A large problem within the story is trying to find out where Zelda went, but if you did all the tears you know exactly what happened to her. It’s not even remotely ambiguous or anything. You and Link know exactly what happened and where she is once you do all the tears and yet you’ll still have every major character wondering what happened to her and searching for her. 

There’s even an entire side quest line about trying to find out what happened to her with a reporter, but it’s kind of hard to get invested in this big mystery if you already know what happened. The actual memories that play are cool and engaging to watch, but they are implemented horribly and it weakens the overall story.

The side quests were really surprising in this game. I went in expecting some fairly basic, inoffensive quests that just fill out the world. To my surprise though, a lot of these side quests were of really high quality and had some pretty poignant messages. 

They aren’t on the level of The Witcher 3, but they really don’t need to be because this still is a game for kids to enjoy as well as adults. I’d even argue that in terms of writing, the side quests outclass the main story. 

Obviously, not every side quest is a gem as one literally just requires you to give someone an apple but for every apple fetch quest, there is a sprawling storyline waiting to be unraveled. 

There are quests about parents accepting their kids leaving the nest, political disagreements, modernity vs. tradition, journalistic integrity, and even reuniting a group of musical performers. In particular, there’s a quest where a certain town is split between sticking to its roots and embracing new ideas. 

It has a neat little message about accepting both that I think rings true, especially in our current society. There’s also a questline about working with a newspaper to find out what happened to Zelda. I may be a teeny bit biased but I loved this questline. Each story was essentially just a little short vignette, but they were always fun and engaging. You do all of these quests with your journalist buddy, Penn, who is the coolest guy ever. I’m not kidding, I’d take a bullet for this oversized bird.

The side quests really help to flesh out the world of Hyrule and make it feel like a real place with charming characters and plotlines. Each character, both big and small, has so much personality infused into them that I can’t help but love them even if they aren’t the deepest characters on planet Earth. Even this one bumbling moron who can’t figure out how to put a sign up correctly is charming in his own way.

Some side quests also unlock cool and unique rewards too. For example, if you do the quests for this ugly, Humpty Dumpty-looking guy, Kilton, you get to make a display diorama of monsters and enemies you’ve taken pictures of. You also can build a house, though admittedly the house-building mechanics kind of suck. They give you pre-set room options so it’s annoying trying to make everything look nice when you can’t make it exactly how you want it to look. It ends up being more finicky and frustrating than helpful, but I won’t lie that house came in handy when I was out of food and needed to heal quickly.
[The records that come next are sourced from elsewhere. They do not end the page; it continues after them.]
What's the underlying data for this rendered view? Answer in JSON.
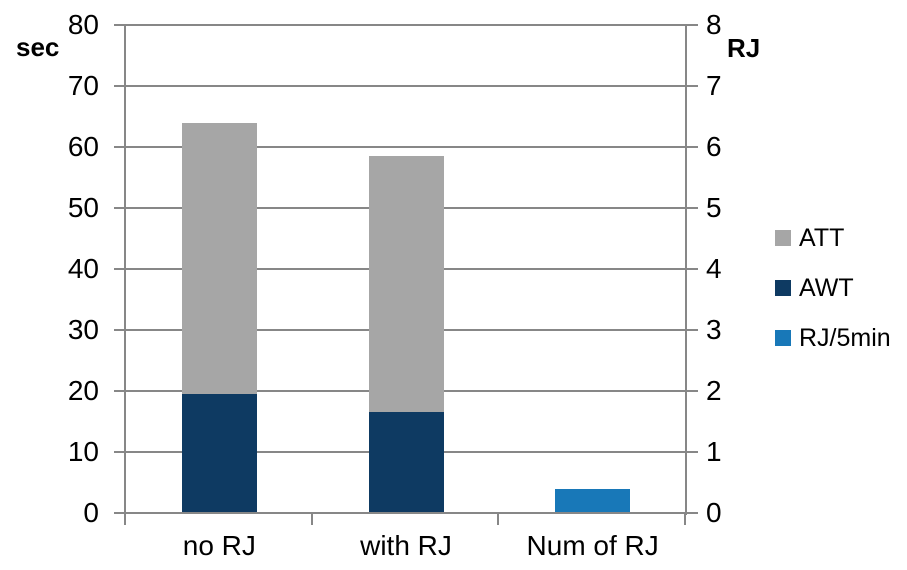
{
  "chart_data": {
    "type": "bar",
    "stacked": true,
    "title": "",
    "categories": [
      "no RJ",
      "with RJ",
      "Num of RJ"
    ],
    "series": [
      {
        "name": "ATT",
        "axis": "left",
        "color": "#a6a6a6",
        "values": [
          44.5,
          42.0,
          0
        ]
      },
      {
        "name": "AWT",
        "axis": "left",
        "color": "#0e3a62",
        "values": [
          19.5,
          16.5,
          0
        ]
      },
      {
        "name": "RJ/5min",
        "axis": "right",
        "color": "#1878b8",
        "values": [
          0,
          0,
          0.4
        ]
      }
    ],
    "stack_totals_left_axis": {
      "no RJ": 64,
      "with RJ": 58.5
    },
    "left_axis": {
      "title": "sec",
      "min": 0,
      "max": 80,
      "step": 10
    },
    "right_axis": {
      "title": "RJ",
      "min": 0,
      "max": 8,
      "step": 1
    },
    "legend_position": "right",
    "grid": true
  },
  "colors": {
    "background": "#ffffff",
    "gridline": "#878787",
    "axis": "#878787",
    "text": "#000000",
    "att": "#a6a6a6",
    "awt": "#0e3a62",
    "rj5min": "#1878b8"
  }
}
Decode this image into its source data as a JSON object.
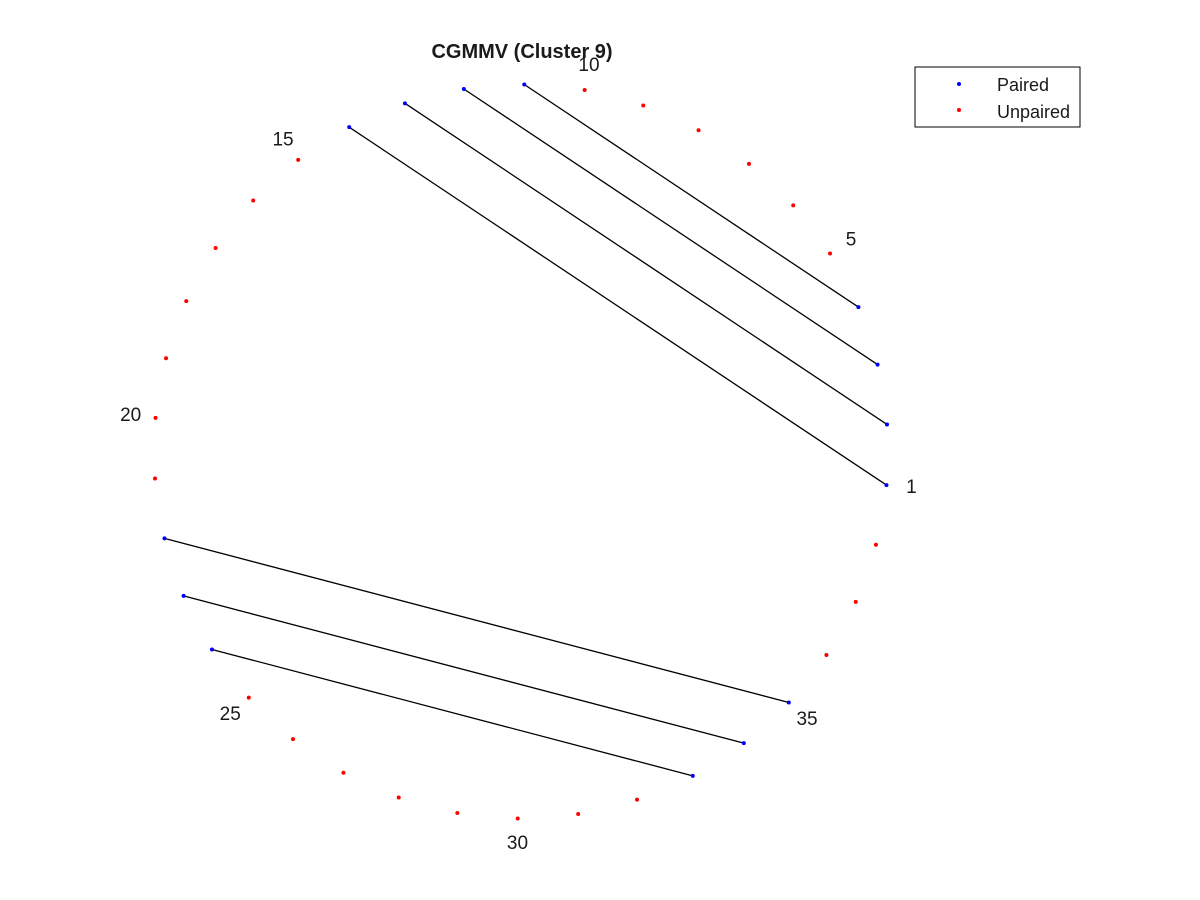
{
  "chart_data": {
    "type": "circle_plot",
    "title": "CGMMV (Cluster 9)",
    "n_positions": 38,
    "start_position": 1,
    "direction": "counterclockwise",
    "position_labels": [
      1,
      5,
      10,
      15,
      20,
      25,
      30,
      35
    ],
    "paired_positions": [
      1,
      2,
      3,
      4,
      14,
      13,
      12,
      11,
      24,
      23,
      22,
      33,
      34,
      35
    ],
    "pairs": [
      [
        1,
        14
      ],
      [
        2,
        13
      ],
      [
        3,
        12
      ],
      [
        4,
        11
      ],
      [
        22,
        35
      ],
      [
        23,
        34
      ],
      [
        24,
        33
      ]
    ],
    "legend": {
      "placement": "top-right",
      "entries": [
        {
          "label": "Paired",
          "color": "#0000ff"
        },
        {
          "label": "Unpaired",
          "color": "#ff0000"
        }
      ]
    },
    "colors": {
      "paired": "#0000ff",
      "unpaired": "#ff0000",
      "pair_line": "#000000"
    }
  }
}
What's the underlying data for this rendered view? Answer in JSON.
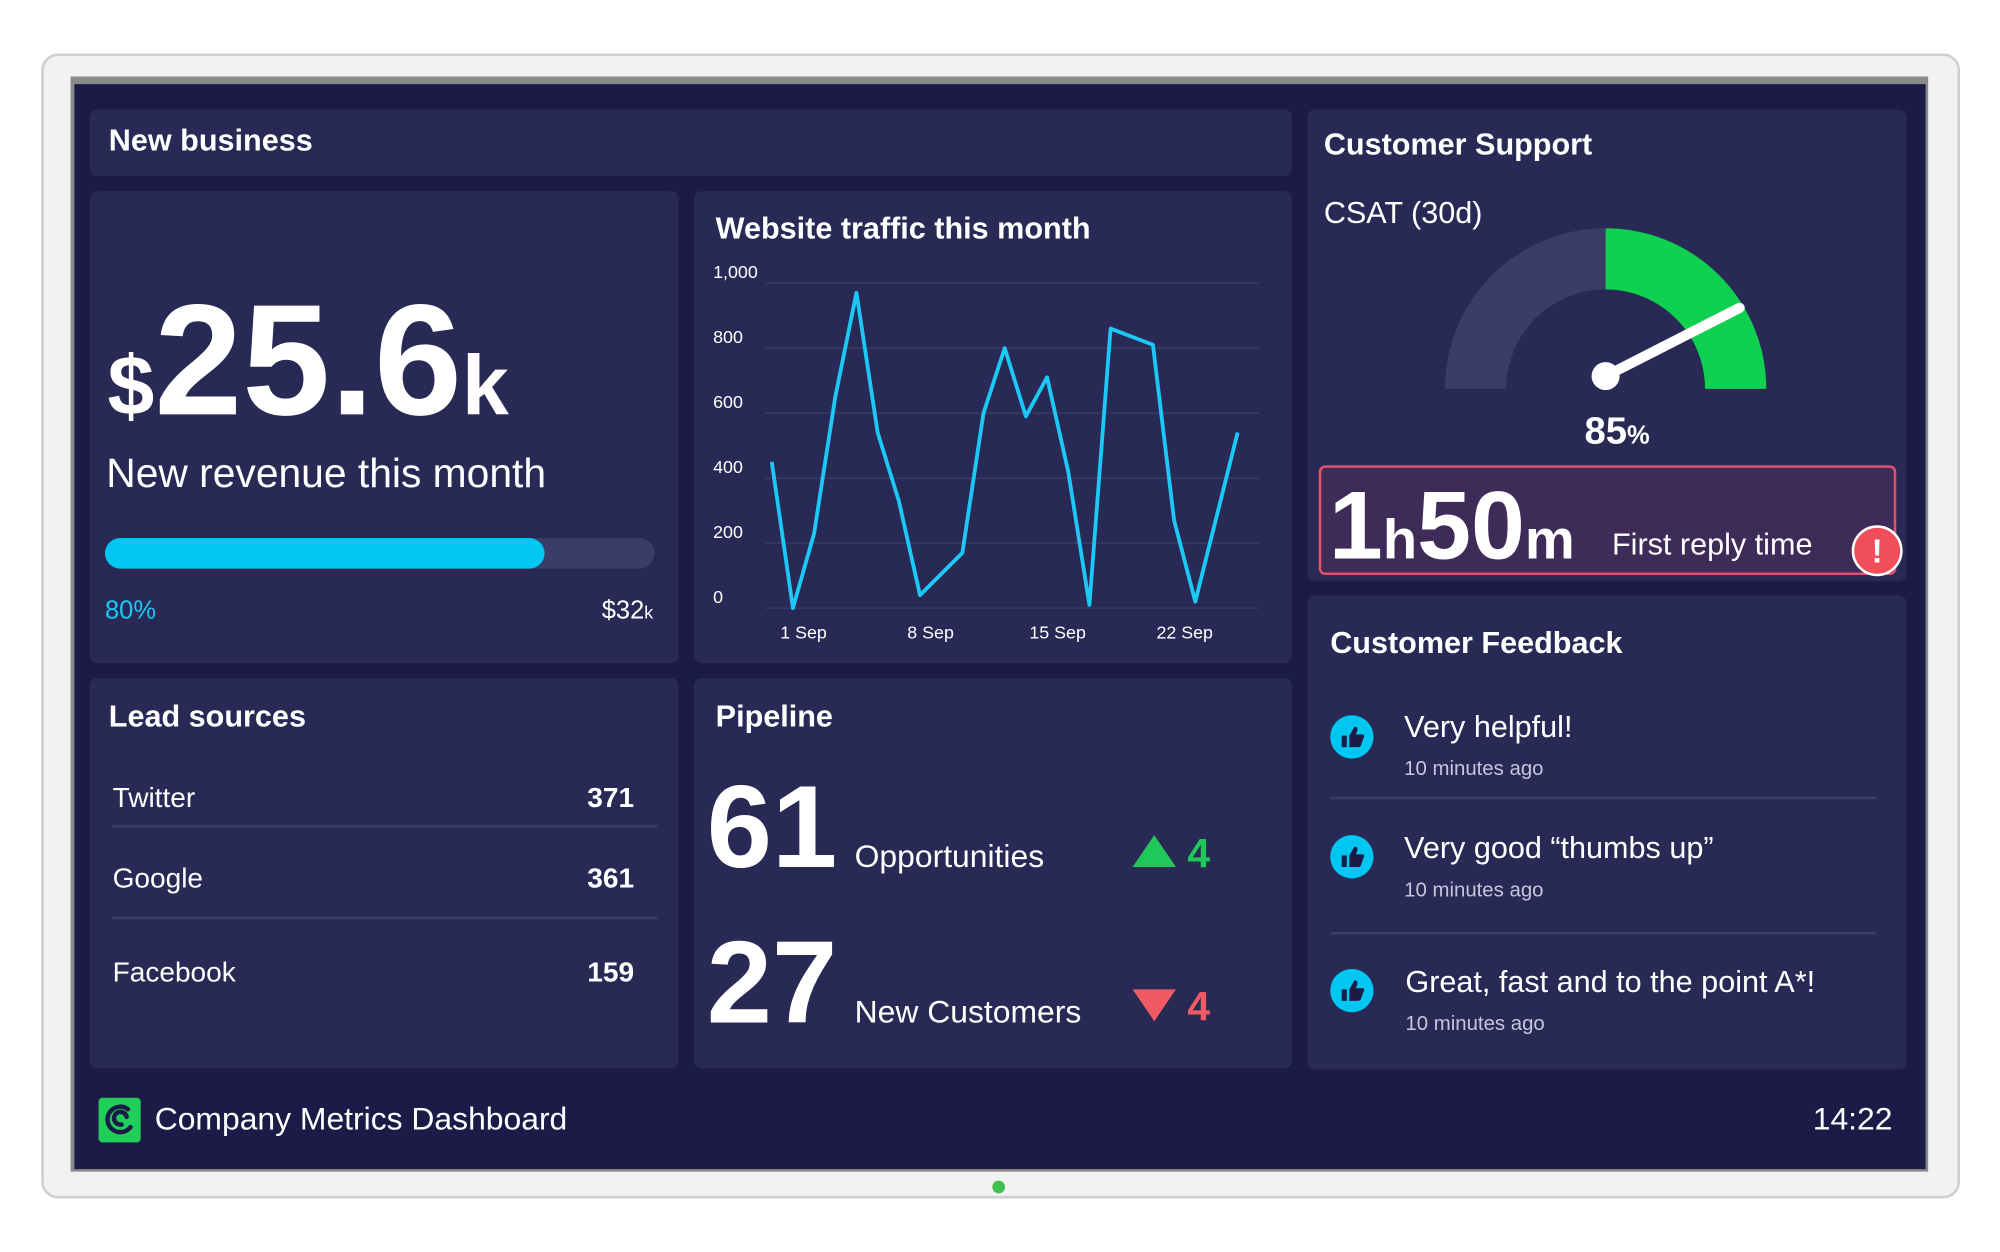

If you couldn’t tell based on the sheer length of this review, we feel very strongly about this game. While we are fairly critical of the game’s numerous flaws, that’s partially because a lot of the flaws from Breath of the Wild carried over to this game which just made them more apparent here. 

Despite those flaws, though, Tears of the Kingdom is a triumphant success and a technological marvel to behold. How this game was fit into only a 16 GB cartridge and runs as well as it does on supremely outdated hardware still blows our minds. Just like its predecessor, Tears of the Kingdom has become the gold standard for not only how to design a dynamic and engaging open world, but also how to follow up on an already incredible game. 

Everyone said this after Breath of the Wild too, but Nintendo has a really tough act to follow after this game.